Painting by Wouter Van de Voorde

I feel the same way about music, I’m not the kind of person to stand in a huge crowd at a concert, I quite happily listen in my own comfort zone to digital recordings. I’m sure I’d experience a number of epiphanies if I would to see all my favourites in the flesh, but it would also destroy me in a way that I could never pick up a brush or a camera anymore in my life. Too much of a good thing...

4. When you're painting what are you thinking about, remembering or feeling?

Just like in photography, you use everything that you have lived through to paint what you are painting at the time. Different from photography is the stretched out process of making one image, it’s a much more drawn out trip with highs and lows more often than not resulting in mediocre figurative smearing of paint.

5. What's something about painting/painters that you wish more people knew?

In my experience, the painters I have known throughout my life have all been rather dramatic and depressing figures, struggling with substance abuse, relationship issues and existence in general.

Untitled Self Portrait (Aussen Alster Hotel), Martin Kippenberger, 1985

6. If you had a friend who had never seen a painting before what's a painting you'd show them? Why that one?

Different friends would call for different paintings. This is an extremely hypothetical question in a world so oversaturated with images. I think any painting would do if you had never laid eyes on a canvas before.

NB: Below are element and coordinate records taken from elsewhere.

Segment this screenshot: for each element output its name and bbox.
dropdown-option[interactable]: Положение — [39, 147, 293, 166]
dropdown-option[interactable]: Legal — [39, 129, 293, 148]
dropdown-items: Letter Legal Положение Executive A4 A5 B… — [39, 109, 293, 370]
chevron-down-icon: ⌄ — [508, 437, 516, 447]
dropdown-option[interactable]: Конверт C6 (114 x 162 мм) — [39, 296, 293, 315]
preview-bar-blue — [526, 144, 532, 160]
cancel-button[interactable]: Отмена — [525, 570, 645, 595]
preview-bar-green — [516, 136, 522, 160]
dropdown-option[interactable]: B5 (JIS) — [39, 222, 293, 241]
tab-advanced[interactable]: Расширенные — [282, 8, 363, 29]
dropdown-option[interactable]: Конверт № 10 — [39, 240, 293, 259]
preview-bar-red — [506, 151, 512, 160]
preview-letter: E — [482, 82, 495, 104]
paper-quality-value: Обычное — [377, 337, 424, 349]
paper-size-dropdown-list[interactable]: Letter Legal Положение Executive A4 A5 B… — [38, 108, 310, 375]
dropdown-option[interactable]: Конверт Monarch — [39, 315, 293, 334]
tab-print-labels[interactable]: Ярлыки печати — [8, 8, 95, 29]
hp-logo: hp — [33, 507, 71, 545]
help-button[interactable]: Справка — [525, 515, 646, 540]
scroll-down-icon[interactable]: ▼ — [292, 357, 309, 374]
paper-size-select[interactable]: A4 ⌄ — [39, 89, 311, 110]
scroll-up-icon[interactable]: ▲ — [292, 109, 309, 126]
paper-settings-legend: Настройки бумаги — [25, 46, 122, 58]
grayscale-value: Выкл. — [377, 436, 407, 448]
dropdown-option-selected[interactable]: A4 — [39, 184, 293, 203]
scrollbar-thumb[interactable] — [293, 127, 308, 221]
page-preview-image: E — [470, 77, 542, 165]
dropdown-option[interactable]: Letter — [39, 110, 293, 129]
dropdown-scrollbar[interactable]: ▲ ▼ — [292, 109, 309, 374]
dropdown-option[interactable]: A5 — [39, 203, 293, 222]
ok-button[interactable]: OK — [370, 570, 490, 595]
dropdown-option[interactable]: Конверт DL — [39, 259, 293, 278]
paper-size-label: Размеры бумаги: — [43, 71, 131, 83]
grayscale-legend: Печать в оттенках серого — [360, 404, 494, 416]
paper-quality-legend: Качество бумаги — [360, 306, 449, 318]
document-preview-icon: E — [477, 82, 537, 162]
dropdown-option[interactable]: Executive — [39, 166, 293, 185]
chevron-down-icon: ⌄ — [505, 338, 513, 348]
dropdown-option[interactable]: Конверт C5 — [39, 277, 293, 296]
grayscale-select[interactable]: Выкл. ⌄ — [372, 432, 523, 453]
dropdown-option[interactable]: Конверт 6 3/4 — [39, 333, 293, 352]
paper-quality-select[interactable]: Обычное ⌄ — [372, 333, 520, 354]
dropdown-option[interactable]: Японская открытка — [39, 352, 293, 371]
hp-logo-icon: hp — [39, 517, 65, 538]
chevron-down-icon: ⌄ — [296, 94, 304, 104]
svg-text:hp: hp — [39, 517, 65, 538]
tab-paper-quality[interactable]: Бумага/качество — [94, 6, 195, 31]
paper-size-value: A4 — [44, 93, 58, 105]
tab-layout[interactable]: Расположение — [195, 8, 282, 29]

7. When you're out photographing do you often feel reminded of paintings by what you're seeing? Do you feel reminded more of photos or paintings?

I’m not a person with a huge library of photobooks and or art books, as much as I love art I try to honour my own way of seeing and capturing what I find worth capturing. It is of course inevitable to be reminded of paintings or photographs.

Photograph by Wouter Van de Voorde

8. What do you think of the editions of photographic prints compared to the single painting? Does the value of each medium shift because of the difference in scarcity?

Definitely, the unicity of a painting is very different from photography prints, although a darkroom print over which has been laboured for hours comes much closer than a commissioned inkjet print. I have given many of my paintings away to friends and family, like that I can be sure to encounter these pictures again at different stages of my life, they are really like children.

In the past couple of months I have been very focused on doing work in the darkroom printing mainly black and white medium format and large format negatives. The absence of anything digital and the craft of making a good print in the darkroom translate in the value of the final product. I used to mainly just scan my colour negatives and get them printed by a printing professional for exhibitions, it feels a bit wrong now to let someone else do the printmaking.

No matter how fine and unique a darkroom print is it can never be on par with the unicity of a painting.